Using OpenTelemetry:
const { NodeTracerProvider } = require('@opentelemetry/sdk-trace-node');
const { registerInstrumentations } = require('@opentelemetry/instrumentation');
const { HttpInstrumentation } = require('@opentelemetry/instrumentation-http');
const { ExpressInstrumentation } = require('@opentelemetry/instrumentation-express');
const { JaegerExporter } = require('@opentelemetry/exporter-jaeger');
// Initialize tracer
const provider = new NodeTracerProvider();
const exporter = new JaegerExporter({
endpoint: 'http://localhost:14268/api/traces'
});
provider.addSpanProcessor(new BatchSpanProcessor(exporter));
provider.register();
// Auto-instrument HTTP and Express
registerInstrumentations({
instrumentations: [
new HttpInstrumentation(),
new ExpressInstrumentation()
]
});
// Manual instrumentation
const tracer = provider.getTracer('api-service');
app.post('/orders', async (req, res) => {
const span = tracer.startSpan('process_order');
try {
span.setAttribute('order.id', req.body.orderId);
span.setAttribute('order.total', req.body.total);
// Validate order
const validateSpan = tracer.startSpan('validate_order', { parent: span });
await validateOrder(req.body);
validateSpan.end();
// Process payment
const paymentSpan = tracer.startSpan('process_payment', { parent: span });
await processPayment(req.body);
paymentSpan.end();
// Update inventory
const inventorySpan = tracer.startSpan('update_inventory', { parent: span });
await updateInventory(req.body.items);
inventorySpan.end();
span.setStatus({ code: SpanStatusCode.OK });
res.json({ success: true });
} catch (error) {
span.recordException(error);
span.setStatus({ code: SpanStatusCode.ERROR, message: error.message });
res.status(500).json({ error: error.message });
} finally {
span.end();
}
});
Golden Signals: What to Monitor
USE Method (Infrastructure)
- Utilization: % time resource is busy
- Saturation: Queue depth, backlog
- Errors: Error rate
# CPU Utilization
100 - (avg by (instance) (irate(node_cpu_seconds_total{mode="idle"}[5m])) * 100)
# Memory Saturation
(node_memory_MemAvailable_bytes / node_memory_MemTotal_bytes) * 100
# Disk Errors
rate(node_disk_io_errors_total[5m])
RED Method (Services)
- Rate: Requests per second
- Errors: Failed requests per second
- Duration: Response time distribution
# Request Rate
sum(rate(http_requests_total[5m])) by (service)
# Error Rate
sum(rate(http_requests_total{status=~"5.."}[5m])) by (service)

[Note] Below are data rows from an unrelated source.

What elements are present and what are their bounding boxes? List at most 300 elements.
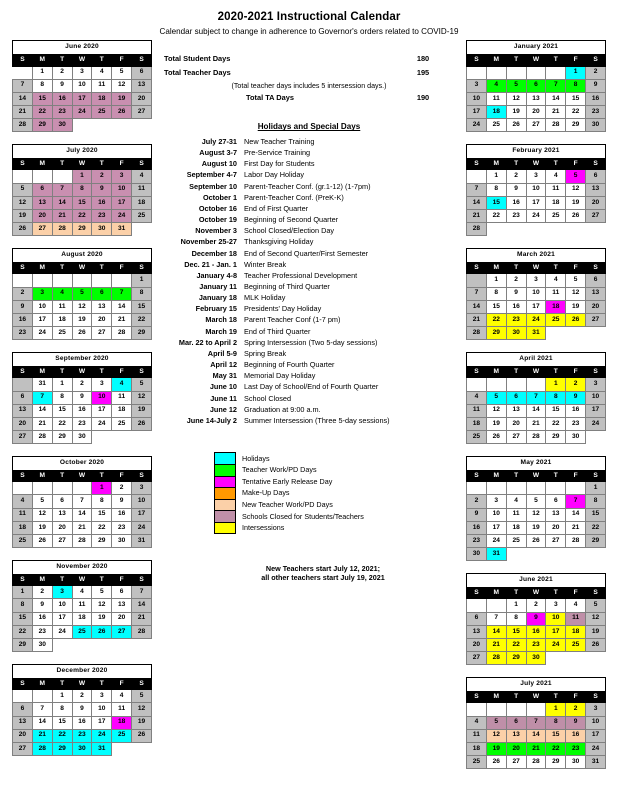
calendar-day-cell[interactable]: 31: [132, 535, 152, 548]
calendar-day-cell[interactable]: 6: [112, 586, 132, 599]
calendar-day-cell[interactable]: 10: [586, 391, 606, 404]
calendar-day-cell[interactable]: 2: [32, 586, 52, 599]
calendar-day-cell[interactable]: 13: [506, 729, 526, 742]
calendar-day-cell[interactable]: 5: [132, 378, 152, 391]
calendar-day-cell[interactable]: 12: [72, 300, 92, 313]
calendar-day-cell[interactable]: 2: [586, 66, 606, 79]
calendar-day-cell[interactable]: 11: [52, 300, 72, 313]
calendar-day-cell[interactable]: 30: [92, 223, 112, 236]
calendar-day-cell[interactable]: 20: [506, 742, 526, 755]
calendar-day-cell[interactable]: 5: [586, 599, 606, 612]
calendar-day-cell[interactable]: 28: [13, 119, 33, 132]
calendar-day-cell[interactable]: 12: [566, 287, 586, 300]
calendar-day-cell[interactable]: 7: [52, 183, 72, 196]
calendar-day-cell[interactable]: 7: [526, 716, 546, 729]
calendar-day-cell[interactable]: 25: [112, 729, 132, 742]
calendar-day-cell[interactable]: 25: [486, 119, 506, 132]
calendar-day-cell[interactable]: 21: [112, 313, 132, 326]
calendar-day-cell[interactable]: 18: [92, 92, 112, 105]
calendar-day-cell[interactable]: 18: [112, 716, 132, 729]
calendar-day-cell[interactable]: 28: [132, 625, 152, 638]
calendar-day-cell[interactable]: 16: [526, 625, 546, 638]
calendar-day-cell[interactable]: 30: [526, 652, 546, 665]
calendar-day-cell[interactable]: 14: [467, 196, 487, 209]
calendar-day-cell[interactable]: 30: [506, 327, 526, 340]
calendar-day-cell[interactable]: 17: [467, 106, 487, 119]
calendar-day-cell[interactable]: 17: [586, 404, 606, 417]
calendar-day-cell[interactable]: 2: [506, 170, 526, 183]
calendar-day-cell[interactable]: 9: [467, 508, 487, 521]
calendar-day-cell[interactable]: 10: [526, 183, 546, 196]
calendar-day-cell[interactable]: 8: [566, 79, 586, 92]
calendar-day-cell[interactable]: 14: [526, 404, 546, 417]
calendar-day-cell[interactable]: 9: [72, 703, 92, 716]
calendar-day-cell[interactable]: 6: [52, 495, 72, 508]
calendar-day-cell[interactable]: 23: [72, 729, 92, 742]
calendar-day-cell[interactable]: 19: [486, 742, 506, 755]
calendar-day-cell[interactable]: 2: [52, 66, 72, 79]
calendar-day-cell[interactable]: 15: [72, 196, 92, 209]
calendar-day-cell[interactable]: 14: [13, 92, 33, 105]
calendar-day-cell[interactable]: 17: [112, 196, 132, 209]
calendar-day-cell[interactable]: 15: [13, 612, 33, 625]
calendar-day-cell[interactable]: 23: [506, 210, 526, 223]
calendar-day-cell[interactable]: 20: [586, 196, 606, 209]
calendar-day-cell[interactable]: 9: [112, 495, 132, 508]
calendar-day-cell[interactable]: 15: [566, 92, 586, 105]
calendar-day-cell[interactable]: 24: [132, 521, 152, 534]
calendar-day-cell[interactable]: 26: [486, 756, 506, 769]
calendar-day-cell[interactable]: 21: [526, 742, 546, 755]
calendar-day-cell[interactable]: 10: [52, 599, 72, 612]
calendar-day-cell[interactable]: 9: [32, 599, 52, 612]
calendar-day-cell[interactable]: 25: [566, 638, 586, 651]
calendar-day-cell[interactable]: 14: [566, 508, 586, 521]
calendar-day-cell[interactable]: 20: [13, 729, 33, 742]
calendar-day-cell[interactable]: 4: [92, 66, 112, 79]
calendar-day-cell[interactable]: 27: [92, 327, 112, 340]
calendar-day-cell[interactable]: 29: [506, 652, 526, 665]
calendar-day-cell[interactable]: 19: [72, 313, 92, 326]
calendar-day-cell[interactable]: 31: [32, 378, 52, 391]
calendar-day-cell[interactable]: 5: [566, 274, 586, 287]
calendar-day-cell[interactable]: 31: [586, 756, 606, 769]
calendar-day-cell[interactable]: 2: [112, 482, 132, 495]
calendar-day-cell[interactable]: 2: [72, 378, 92, 391]
calendar-day-cell[interactable]: 13: [586, 183, 606, 196]
calendar-day-cell[interactable]: 3: [586, 378, 606, 391]
calendar-day-cell[interactable]: 16: [72, 716, 92, 729]
calendar-day-cell[interactable]: 16: [506, 300, 526, 313]
calendar-day-cell[interactable]: 14: [526, 729, 546, 742]
calendar-day-cell[interactable]: 12: [132, 703, 152, 716]
calendar-day-cell[interactable]: 22: [32, 106, 52, 119]
calendar-day-cell[interactable]: 31: [486, 548, 506, 561]
calendar-day-cell[interactable]: 18: [112, 404, 132, 417]
calendar-day-cell[interactable]: 17: [52, 612, 72, 625]
calendar-day-cell[interactable]: 4: [13, 495, 33, 508]
calendar-day-cell[interactable]: 4: [72, 586, 92, 599]
calendar-day-cell[interactable]: 26: [566, 210, 586, 223]
calendar-day-cell[interactable]: 22: [546, 417, 566, 430]
calendar-day-cell[interactable]: 5: [92, 586, 112, 599]
calendar-day-cell[interactable]: 27: [526, 119, 546, 132]
calendar-day-cell[interactable]: 23: [506, 313, 526, 326]
calendar-day-cell[interactable]: 15: [486, 300, 506, 313]
calendar-day-cell[interactable]: 9: [526, 612, 546, 625]
calendar-day-cell[interactable]: 8: [72, 183, 92, 196]
calendar-day-cell[interactable]: 8: [586, 495, 606, 508]
calendar-day-cell[interactable]: 4: [506, 495, 526, 508]
calendar-day-cell[interactable]: 20: [586, 300, 606, 313]
calendar-day-cell[interactable]: 15: [132, 300, 152, 313]
calendar-day-cell[interactable]: 5: [112, 66, 132, 79]
calendar-day-cell[interactable]: 19: [132, 716, 152, 729]
calendar-day-cell[interactable]: 5: [566, 170, 586, 183]
calendar-day-cell[interactable]: 4: [467, 716, 487, 729]
calendar-day-cell[interactable]: 24: [467, 119, 487, 132]
calendar-day-cell[interactable]: 19: [586, 625, 606, 638]
calendar-day-cell[interactable]: 13: [32, 196, 52, 209]
calendar-day-cell[interactable]: 3: [486, 495, 506, 508]
calendar-day-cell[interactable]: 21: [566, 521, 586, 534]
calendar-day-cell[interactable]: 15: [586, 508, 606, 521]
calendar-day-cell[interactable]: 8: [92, 495, 112, 508]
calendar-day-cell[interactable]: 21: [13, 106, 33, 119]
calendar-day-cell[interactable]: 16: [52, 92, 72, 105]
calendar-day-cell[interactable]: 15: [32, 92, 52, 105]
calendar-day-cell[interactable]: 3: [92, 690, 112, 703]
calendar-day-cell[interactable]: 17: [132, 508, 152, 521]
calendar-day-cell[interactable]: 16: [13, 313, 33, 326]
calendar-day-cell[interactable]: 4: [112, 690, 132, 703]
calendar-day-cell[interactable]: 22: [546, 742, 566, 755]
calendar-day-cell[interactable]: 28: [526, 756, 546, 769]
calendar-day-cell[interactable]: 23: [586, 106, 606, 119]
calendar-day-cell[interactable]: 20: [112, 612, 132, 625]
calendar-day-cell[interactable]: 17: [526, 300, 546, 313]
calendar-day-cell[interactable]: 7: [526, 391, 546, 404]
calendar-day-cell[interactable]: 1: [52, 378, 72, 391]
calendar-day-cell[interactable]: 31: [112, 223, 132, 236]
calendar-day-cell[interactable]: 7: [112, 287, 132, 300]
calendar-day-cell[interactable]: 20: [526, 106, 546, 119]
calendar-day-cell[interactable]: 12: [112, 79, 132, 92]
calendar-day-cell[interactable]: 9: [13, 300, 33, 313]
calendar-day-cell[interactable]: 26: [506, 119, 526, 132]
calendar-day-cell[interactable]: 5: [506, 79, 526, 92]
calendar-day-cell[interactable]: 16: [566, 729, 586, 742]
calendar-day-cell[interactable]: 18: [486, 106, 506, 119]
calendar-day-cell[interactable]: 24: [92, 417, 112, 430]
calendar-day-cell[interactable]: 29: [566, 119, 586, 132]
calendar-day-cell[interactable]: 27: [32, 223, 52, 236]
calendar-day-cell[interactable]: 15: [506, 625, 526, 638]
calendar-day-cell[interactable]: 10: [72, 79, 92, 92]
calendar-day-cell[interactable]: 15: [52, 404, 72, 417]
calendar-day-cell[interactable]: 26: [586, 638, 606, 651]
calendar-day-cell[interactable]: 6: [506, 391, 526, 404]
calendar-day-cell[interactable]: 23: [52, 106, 72, 119]
calendar-day-cell[interactable]: 23: [526, 638, 546, 651]
calendar-day-cell[interactable]: 28: [112, 327, 132, 340]
calendar-day-cell[interactable]: 22: [13, 625, 33, 638]
calendar-day-cell[interactable]: 30: [467, 548, 487, 561]
calendar-day-cell[interactable]: 8: [132, 287, 152, 300]
calendar-day-cell[interactable]: 25: [546, 210, 566, 223]
calendar-day-cell[interactable]: 3: [32, 287, 52, 300]
calendar-day-cell[interactable]: 25: [467, 431, 487, 444]
calendar-day-cell[interactable]: 3: [72, 66, 92, 79]
calendar-day-cell[interactable]: 30: [566, 756, 586, 769]
calendar-day-cell[interactable]: 24: [586, 742, 606, 755]
calendar-day-cell[interactable]: 14: [486, 625, 506, 638]
calendar-day-cell[interactable]: 24: [32, 327, 52, 340]
calendar-day-cell[interactable]: 28: [546, 119, 566, 132]
calendar-day-cell[interactable]: 26: [132, 729, 152, 742]
calendar-day-cell[interactable]: 13: [112, 599, 132, 612]
calendar-day-cell[interactable]: 1: [586, 482, 606, 495]
calendar-day-cell[interactable]: 1: [13, 586, 33, 599]
calendar-day-cell[interactable]: 9: [586, 79, 606, 92]
calendar-day-cell[interactable]: 1: [486, 274, 506, 287]
calendar-day-cell[interactable]: 5: [486, 391, 506, 404]
calendar-day-cell[interactable]: 2: [566, 703, 586, 716]
calendar-day-cell[interactable]: 19: [566, 300, 586, 313]
calendar-day-cell[interactable]: 13: [132, 79, 152, 92]
calendar-day-cell[interactable]: 25: [112, 417, 132, 430]
calendar-day-cell[interactable]: 11: [486, 92, 506, 105]
calendar-day-cell[interactable]: 10: [526, 287, 546, 300]
calendar-day-cell[interactable]: 21: [467, 313, 487, 326]
calendar-day-cell[interactable]: 18: [52, 313, 72, 326]
calendar-day-cell[interactable]: 5: [486, 716, 506, 729]
calendar-day-cell[interactable]: 6: [526, 79, 546, 92]
calendar-day-cell[interactable]: 18: [467, 742, 487, 755]
calendar-day-cell[interactable]: 24: [586, 417, 606, 430]
calendar-day-cell[interactable]: 6: [467, 612, 487, 625]
calendar-day-cell[interactable]: 4: [132, 170, 152, 183]
calendar-day-cell[interactable]: 6: [506, 716, 526, 729]
calendar-day-cell[interactable]: 29: [546, 431, 566, 444]
calendar-day-cell[interactable]: 9: [72, 391, 92, 404]
calendar-day-cell[interactable]: 28: [72, 535, 92, 548]
calendar-day-cell[interactable]: 17: [32, 313, 52, 326]
calendar-day-cell[interactable]: 23: [92, 210, 112, 223]
calendar-day-cell[interactable]: 29: [13, 638, 33, 651]
calendar-day-cell[interactable]: 19: [566, 196, 586, 209]
calendar-day-cell[interactable]: 3: [132, 482, 152, 495]
calendar-day-cell[interactable]: 27: [586, 313, 606, 326]
calendar-day-cell[interactable]: 30: [112, 535, 132, 548]
calendar-day-cell[interactable]: 5: [72, 287, 92, 300]
calendar-day-cell[interactable]: 29: [52, 742, 72, 755]
calendar-day-cell[interactable]: 29: [72, 223, 92, 236]
calendar-day-cell[interactable]: 1: [52, 690, 72, 703]
calendar-day-cell[interactable]: 20: [467, 638, 487, 651]
calendar-day-cell[interactable]: 13: [506, 404, 526, 417]
calendar-day-cell[interactable]: 12: [32, 508, 52, 521]
calendar-day-cell[interactable]: 14: [112, 300, 132, 313]
calendar-day-cell[interactable]: 25: [52, 327, 72, 340]
calendar-day-cell[interactable]: 23: [566, 417, 586, 430]
calendar-day-cell[interactable]: 21: [546, 106, 566, 119]
calendar-day-cell[interactable]: 7: [72, 495, 92, 508]
calendar-day-cell[interactable]: 27: [13, 742, 33, 755]
calendar-day-cell[interactable]: 30: [52, 119, 72, 132]
calendar-day-cell[interactable]: 1: [546, 703, 566, 716]
calendar-day-cell[interactable]: 22: [566, 106, 586, 119]
calendar-day-cell[interactable]: 4: [52, 287, 72, 300]
calendar-day-cell[interactable]: 13: [92, 300, 112, 313]
calendar-day-cell[interactable]: 27: [132, 106, 152, 119]
calendar-day-cell[interactable]: 7: [32, 391, 52, 404]
calendar-day-cell[interactable]: 26: [92, 625, 112, 638]
calendar-day-cell[interactable]: 11: [506, 508, 526, 521]
calendar-day-cell[interactable]: 8: [546, 391, 566, 404]
calendar-day-cell[interactable]: 10: [92, 703, 112, 716]
calendar-day-cell[interactable]: 3: [546, 599, 566, 612]
calendar-day-cell[interactable]: 27: [52, 535, 72, 548]
calendar-day-cell[interactable]: 19: [132, 404, 152, 417]
calendar-day-cell[interactable]: 19: [112, 92, 132, 105]
calendar-day-cell[interactable]: 10: [92, 391, 112, 404]
calendar-day-cell[interactable]: 30: [586, 119, 606, 132]
calendar-day-cell[interactable]: 6: [546, 495, 566, 508]
calendar-day-cell[interactable]: 2: [506, 274, 526, 287]
calendar-day-cell[interactable]: 31: [92, 742, 112, 755]
calendar-day-cell[interactable]: 12: [132, 391, 152, 404]
calendar-day-cell[interactable]: 8: [32, 79, 52, 92]
calendar-day-cell[interactable]: 11: [132, 183, 152, 196]
calendar-day-cell[interactable]: 28: [467, 327, 487, 340]
calendar-day-cell[interactable]: 17: [546, 625, 566, 638]
calendar-day-cell[interactable]: 22: [52, 417, 72, 430]
calendar-day-cell[interactable]: 8: [486, 287, 506, 300]
calendar-day-cell[interactable]: 11: [112, 703, 132, 716]
calendar-day-cell[interactable]: 19: [13, 210, 33, 223]
calendar-day-cell[interactable]: 18: [566, 625, 586, 638]
calendar-day-cell[interactable]: 5: [32, 495, 52, 508]
calendar-day-cell[interactable]: 18: [546, 196, 566, 209]
calendar-day-cell[interactable]: 21: [52, 210, 72, 223]
calendar-day-cell[interactable]: 14: [546, 92, 566, 105]
calendar-day-cell[interactable]: 19: [526, 521, 546, 534]
calendar-day-cell[interactable]: 3: [586, 703, 606, 716]
calendar-day-cell[interactable]: 21: [32, 729, 52, 742]
calendar-day-cell[interactable]: 20: [52, 521, 72, 534]
calendar-day-cell[interactable]: 25: [132, 210, 152, 223]
calendar-day-cell[interactable]: 7: [32, 703, 52, 716]
calendar-day-cell[interactable]: 26: [132, 417, 152, 430]
calendar-day-cell[interactable]: 30: [566, 431, 586, 444]
calendar-day-cell[interactable]: 1: [566, 66, 586, 79]
calendar-day-cell[interactable]: 26: [486, 431, 506, 444]
calendar-day-cell[interactable]: 11: [72, 599, 92, 612]
calendar-day-cell[interactable]: 19: [486, 417, 506, 430]
calendar-day-cell[interactable]: 12: [586, 612, 606, 625]
calendar-day-cell[interactable]: 21: [72, 521, 92, 534]
calendar-day-cell[interactable]: 1: [72, 170, 92, 183]
calendar-day-cell[interactable]: 11: [566, 612, 586, 625]
calendar-day-cell[interactable]: 20: [92, 313, 112, 326]
calendar-day-cell[interactable]: 18: [467, 417, 487, 430]
calendar-day-cell[interactable]: 4: [546, 170, 566, 183]
calendar-day-cell[interactable]: 29: [32, 119, 52, 132]
calendar-day-cell[interactable]: 19: [92, 612, 112, 625]
calendar-day-cell[interactable]: 15: [52, 716, 72, 729]
calendar-day-cell[interactable]: 2: [13, 287, 33, 300]
calendar-day-cell[interactable]: 17: [92, 404, 112, 417]
calendar-day-cell[interactable]: 16: [112, 508, 132, 521]
calendar-day-cell[interactable]: 29: [132, 327, 152, 340]
calendar-day-cell[interactable]: 2: [92, 170, 112, 183]
calendar-day-cell[interactable]: 20: [132, 92, 152, 105]
calendar-day-cell[interactable]: 27: [506, 431, 526, 444]
calendar-day-cell[interactable]: 26: [72, 327, 92, 340]
calendar-day-cell[interactable]: 17: [586, 729, 606, 742]
calendar-day-cell[interactable]: 9: [506, 287, 526, 300]
calendar-day-cell[interactable]: 16: [566, 404, 586, 417]
calendar-day-cell[interactable]: 26: [526, 535, 546, 548]
calendar-day-cell[interactable]: 22: [92, 521, 112, 534]
calendar-day-cell[interactable]: 28: [526, 431, 546, 444]
calendar-day-cell[interactable]: 29: [586, 535, 606, 548]
calendar-day-cell[interactable]: 15: [546, 729, 566, 742]
calendar-day-cell[interactable]: 12: [506, 92, 526, 105]
calendar-day-cell[interactable]: 16: [72, 404, 92, 417]
calendar-day-cell[interactable]: 12: [566, 183, 586, 196]
calendar-day-cell[interactable]: 12: [526, 508, 546, 521]
calendar-day-cell[interactable]: 18: [132, 196, 152, 209]
calendar-day-cell[interactable]: 21: [467, 210, 487, 223]
calendar-day-cell[interactable]: 1: [132, 274, 152, 287]
calendar-day-cell[interactable]: 4: [112, 378, 132, 391]
calendar-day-cell[interactable]: 16: [586, 92, 606, 105]
calendar-day-cell[interactable]: 8: [13, 599, 33, 612]
calendar-day-cell[interactable]: 24: [72, 106, 92, 119]
calendar-day-cell[interactable]: 6: [13, 703, 33, 716]
calendar-day-cell[interactable]: 7: [566, 495, 586, 508]
calendar-day-cell[interactable]: 22: [486, 313, 506, 326]
calendar-day-cell[interactable]: 26: [13, 223, 33, 236]
calendar-day-cell[interactable]: 10: [486, 508, 506, 521]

# Duration (95th percentile)
histogram_quantile(0.95, sum(rate(http_request_duration_seconds_bucket[5m])) by (le, service))
SLOs and Error Budgets
Define Service Level Objectives:
# SLO definition
apiVersion: sloth.slok.dev/v1
kind: PrometheusServiceLevel
metadata:
name: api-service-availability
spec:
service: api-service
slos:
- name: requests-availability
objective: 99.9
description: API requests should succeed
sli:
events:
errorQuery: sum(rate(http_requests_total{code=~"5.."}[5m]))
totalQuery: sum(rate(http_requests_total[5m]))
alerting:
name: HighErrorRate
labels:
severity: critical
OpenTelemetry: The Future
OpenTelemetry provides vendor-neutral instrumentation:
# OpenTelemetry Collector config
receivers:
otlp:
protocols:
grpc:
http:
processors:
batch:
timeout: 10s
exporters:
prometheus:
endpoint: "0.0.0.0:8889"
jaeger:
endpoint: "jaeger:14250"
logging:
loglevel: debug
service:
pipelines:
traces:
receivers: [otlp]
processors: [batch]
exporters: [jaeger, logging]
metrics:
receivers: [otlp]
processors: [batch]
exporters: [prometheus]
Best Practices
- Start with business metrics: Track user-facing KPIs, not just infrastructure
- Use distributed tracing: Essential for microservices debugging
- Alert on symptoms, not causes: Alert on user impact (high latency), not disk space
- Keep cardinality low: Don't use UUIDs as metric labels
- Correlate signals: Link traces to logs to metrics via trace IDs
- Practice incident response: Regular fire drills improve MTTR
Conclusion
Observability is not optional in modern cloud environments. Invest in the three pillars - metrics, logs, and traces - from day one. Use vendor-neutral standards like OpenTelemetry. Define SLOs and measure error budgets. And most importantly: build dashboards for understanding, not decoration.
Your future on-call self will thank you.